A test of grace

A test of grace

Well, next week is my mastectomy and I’m ready – emotionally, anyway. I still need to double check supplies and be sure I have everything that has been recommended to me, but at this point I’m just anxious to be on the other side of this surgery. All while fully aware that there is at least one more surgery awaiting me this fall to place the implants, and possibly another after that to fine tune the reconstruction.

But you know what? I’m going to be ok. None of this is life threatening. Annoying? Yes. Frustrating? Absolutely. Emotionally and physically painful? Yep, but after the lumpectomy I’m feeling more prepared for those parts too. Every once in a while some anger seeps in - anger that life continues to ask more of me: more strength, resilience, courage. And then that passes too, because I know that in this situation, anger is a waste of energy. And because I know THIS kind of cancer and THIS exact surgery is absolutely no match for me, just as it hasn’t been for the millions of women who have gone through this before me.

The most valuable lesson I will take from this experience is that the hardest part of being strong is acknowledging when you’re weak. 

However, the weakness I will feel after this surgery is the result of a choice I am making from strength. I am choosing to undergo this surgery, to be temporarily weak, so that I can be stronger on the other side for both myself and my family. (Please, please, please remind me of this when I am wallowing in recovery.)

The choice to have reconstruction, and the temporary weakness after, is also mine to make. While I have joked about the great new rack I will have when this is all over, it is actually the implants themselves that have been one of the hardest parts for me to accept. I finally realized that this is because what I haven’t wanted to accept is my diagnosis.

To this day, I still do not feel like I am a cancer patient - that I “have cancer”. I know this is technically inaccurate - that I am and I do – but all I’ve wanted, since I read that first biopsy report, is for this all to be over. For weeks I felt like having implants would never allow me to feel like it was over. They would be this unwelcome reminder of this annoying, frustrating and painful time in my life.

While I still feel some truth in this, I have taken the advice of many and started to spin this narrative around in my mind. I can allow the implants to remind me how little control I have over my life, how weak I’ve felt, and of the complex pain and trauma that being back in the medical system has drudged up post-Adelaide. Or I can view them as a trophy, a back-handed gift from the universe for all the shit I’ve survived.

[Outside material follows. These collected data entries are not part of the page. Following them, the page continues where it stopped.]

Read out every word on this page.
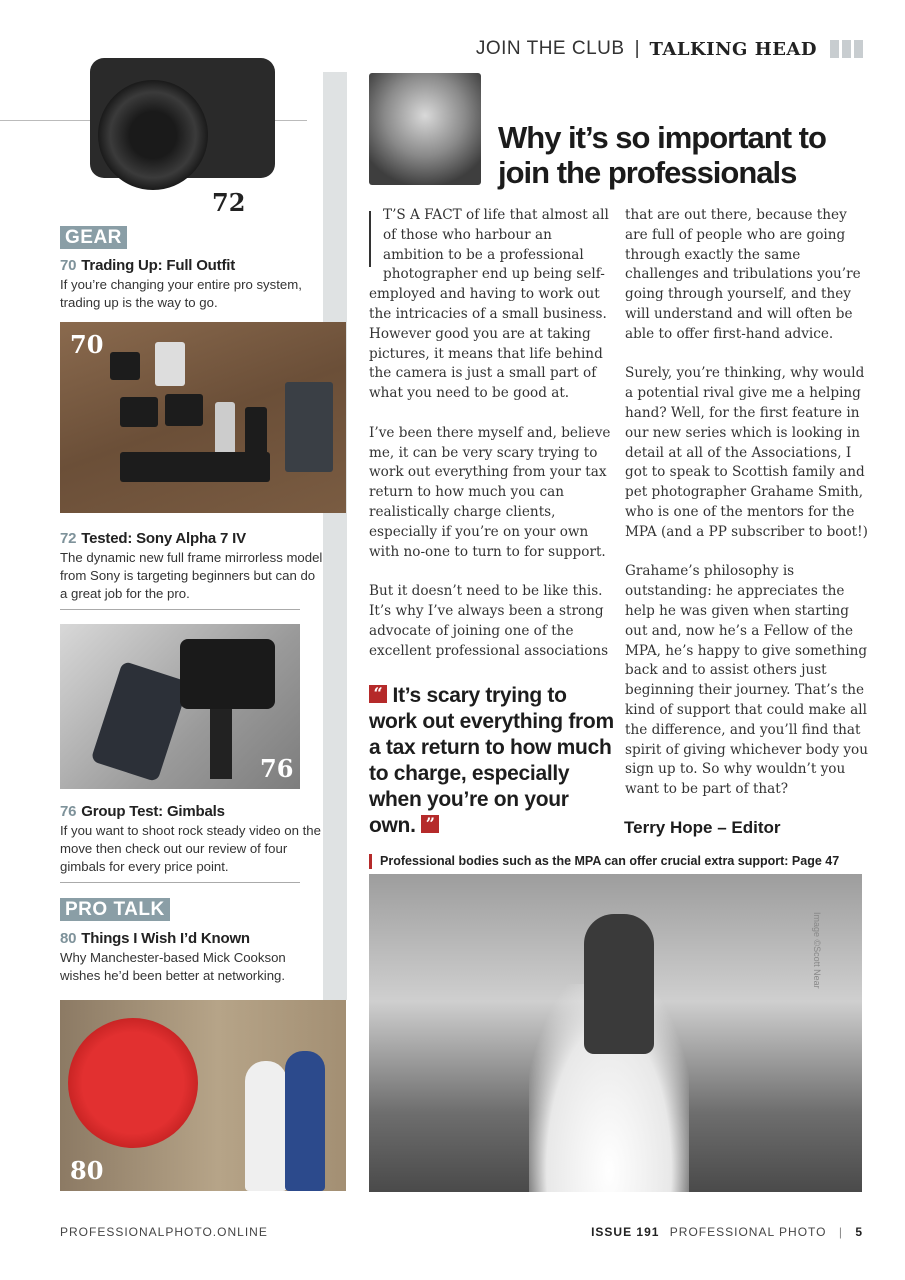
JOIN THE CLUB | TALKING HEAD
72
GEAR
70 Trading Up: Full Outfit
If you’re changing your entire pro system, trading up is the way to go.
70
72 Tested: Sony Alpha 7 IV
The dynamic new full frame mirrorless model from Sony is targeting beginners but can do a great job for the pro.
76
76 Group Test: Gimbals
If you want to shoot rock steady video on the move then check out our review of four gimbals for every price point.
PRO TALK
80 Things I Wish I’d Known
Why Manchester-based Mick Cookson wishes he’d been better at networking.
80
Why it’s so important to join the professionals

T’S A FACT of life that almost all of those who harbour an ambition to be a professional photographer end up being self-employed and having to work out the intricacies of a small business. However good you are at taking pictures, it means that life behind the camera is just a small part of what you need to be good at.

I’ve been there myself and, believe me, it can be very scary trying to work out everything from your tax return to how much you can realistically charge clients, especially if you’re on your own with no-one to turn to for support.

But it doesn’t need to be like this. It’s why I’ve always been a strong advocate of joining one of the excellent professional associations

that are out there, because they are full of people who are going through exactly the same challenges and tribulations you’re going through yourself, and they will understand and will often be able to offer first-hand advice.

Surely, you’re thinking, why would a potential rival give me a helping hand? Well, for the first feature in our new series which is looking in detail at all of the Associations, I got to speak to Scottish family and pet photographer Grahame Smith, who is one of the mentors for the MPA (and a PP subscriber to boot!)

Grahame’s philosophy is outstanding: he appreciates the help he was given when starting out and, now he’s a Fellow of the MPA, he’s happy to give something back and to assist others just beginning their journey. That’s the kind of support that could make all the difference, and you’ll find that spirit of giving whichever body you sign up to. So why wouldn’t you want to be part of that?

“ It’s scary trying to work out everything from a tax return to how much to charge, especially when you’re on your own. ”	Terry Hope – Editor
Professional bodies such as the MPA can offer crucial extra support: Page 47
Image ©Scott Near
PROFESSIONALPHOTO.ONLINE	ISSUE 191 PROFESSIONAL PHOTO | 5
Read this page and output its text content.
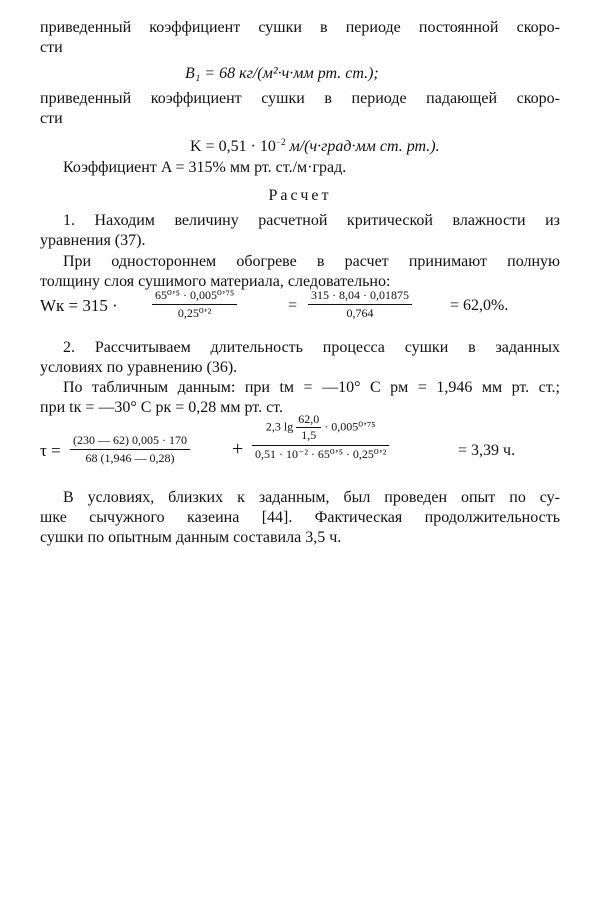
приведенный коэффициент сушки в периоде постоянной скоро-
сти
B₁ = 68 кг/(м²·ч·мм рт. ст.);
приведенный коэффициент сушки в периоде падающей скоро-
сти
$K = 0,51 \cdot 10^{-2}$ м/(ч·град·мм ст. рт.).
Коэффициент A = 315% мм рт. ст./м·град.
Расчет
1. Находим величину расчетной критической влажности из
уравнения (37).
При одностороннем обогреве в расчет принимают полную
толщину слоя сушимого материала, следовательно:
Wк = 315 ·
65⁰ʼ⁵ · 0,005⁰ʼ⁷⁵
0,25⁰ʼ²	= $\frac{315 \cdot 8,04 \cdot 0,01875}{0,764} = 62,0\%$.
2. Рассчитываем длительность процесса сушки в заданных
условиях по уравнению (36).
По табличным данным: при tм = —10° C pм = 1,946 мм рт. ст.;
при tк = —30° C pк = 0,28 мм рт. ст.
$\tau = \frac{(230 — 62) 0,005 \cdot 170}{68 (1,946 — 0,28)}$ +
2,3 $\lg \frac{62,0}{1,5}$ · 0,005⁰ʼ⁷⁵
0,51 · 10⁻² · 65⁰ʼ⁵ · 0,25⁰ʼ²	= 3,39 ч.
В условиях, близких к заданным, был проведен опыт по су-
шке сычужного казеина [44]. Фактическая продолжительность
сушки по опытным данным составила 3,5 ч.
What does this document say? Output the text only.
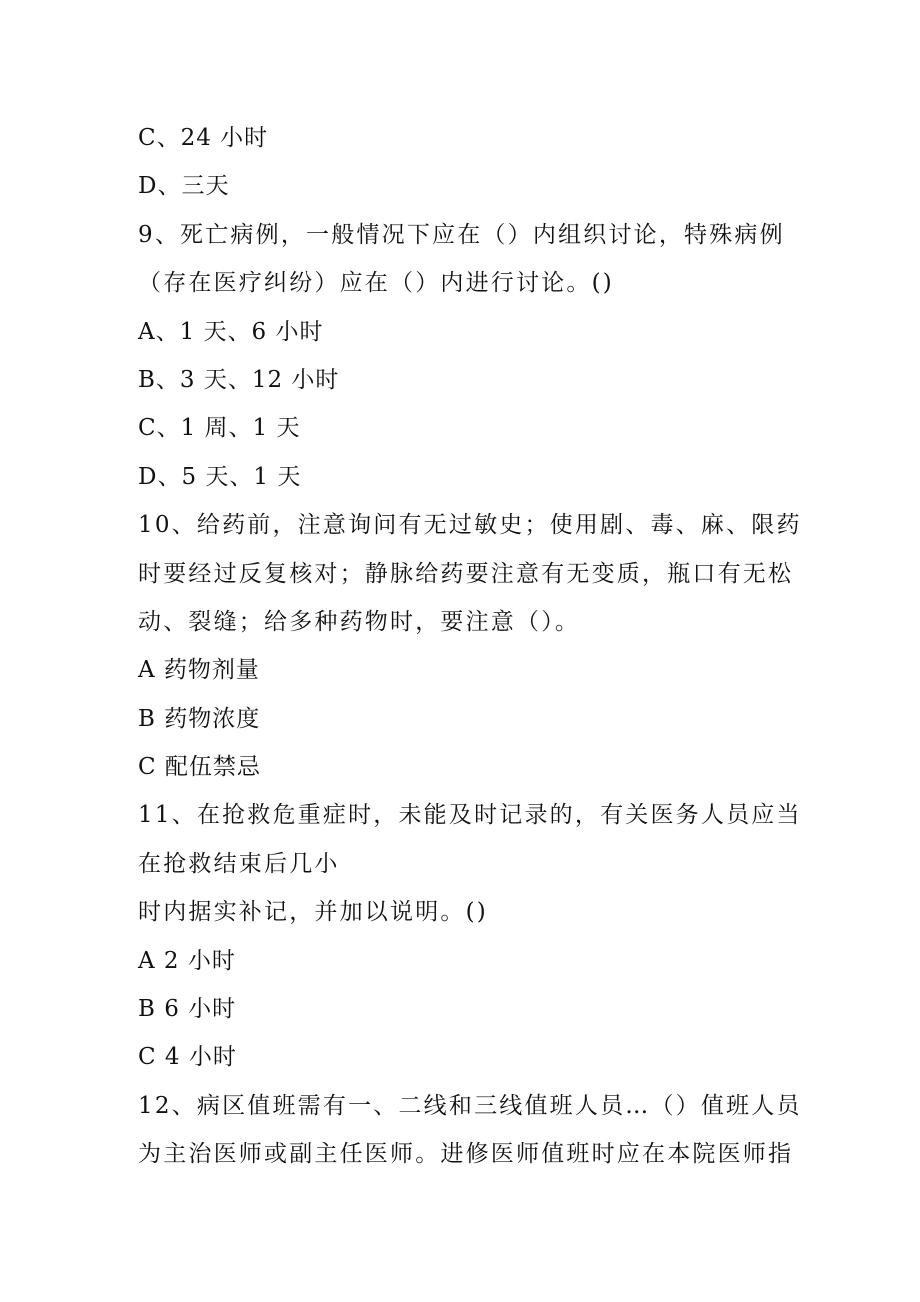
C、24 小时
D、三天
9、死亡病例，一般情况下应在（）内组织讨论，特殊病例
（存在医疗纠纷）应在（）内进行讨论。()
A、1 天、6 小时
B、3 天、12 小时
C、1 周、1 天
D、5 天、1 天
10、给药前，注意询问有无过敏史；使用剧、毒、麻、限药
时要经过反复核对；静脉给药要注意有无变质，瓶口有无松
动、裂缝；给多种药物时，要注意（）。
A 药物剂量
B 药物浓度
C 配伍禁忌
11、在抢救危重症时，未能及时记录的，有关医务人员应当
在抢救结束后几小
时内据实补记，并加以说明。()
A 2 小时
B 6 小时
C 4 小时
12、病区值班需有一、二线和三线值班人员…（）值班人员
为主治医师或副主任医师。进修医师值班时应在本院医师指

I’m still here mother fuckers. New and improved.

Now, new tits are not the award I would have personally selected, but it’s the one I’m getting. So, I can resent them or make the most of them. Bring on the backless dresses.

Mostly though, I’m just kind of tired. I’m looking forward to the break the recovery from this surgery will provide me. It’ll suck and then it will be over and at the end of it all I will still be here. Stronger than ever, I suppose. Which really just means that my brain’s barometer for what is freak out worthy gets skewed even further.

And this is where my anxiety comes in. I am not anxious about the surgery or even the emotional and physical pain I might feel during recovery. No, my anxiety is self-focused.

I am anxious that it will take longer than necessary to recover (How long do I think is necessary, you ask? She shrugs in response).

Not that I will feel pain, but that I will beat myself up for letting the pain affect me (Do I think I’m superwoman? She shrugs again).

I worry that others will feel I am milking this journey or that resentment will grow if recovery takes longer than I feel it should (Stop shoulding yourself! Don’t worry what others think! Right, yeah, sure).

The true test moving forward will not be to my strength, but how much grace I grant myself.

My first step toward self-grace is allowing my dear friend, Bud, to write the blog for me next week as I recover. Look forward to some deep hitting thoughts from him and then I will plan on being back when it feels right.

Thank you all for the love and support. Your girl has got this.

But just in case: for those who have had mastectomies, what is something you wish someone had told you and is there a product you couldn’t live without?

ID: Miguel, Anessa, Kelly, and Jackson standing in front of the New York Red Bulls Major League Soccer team’s entrance tunnel before Miguel sang the national anthem at last Saturday’s match.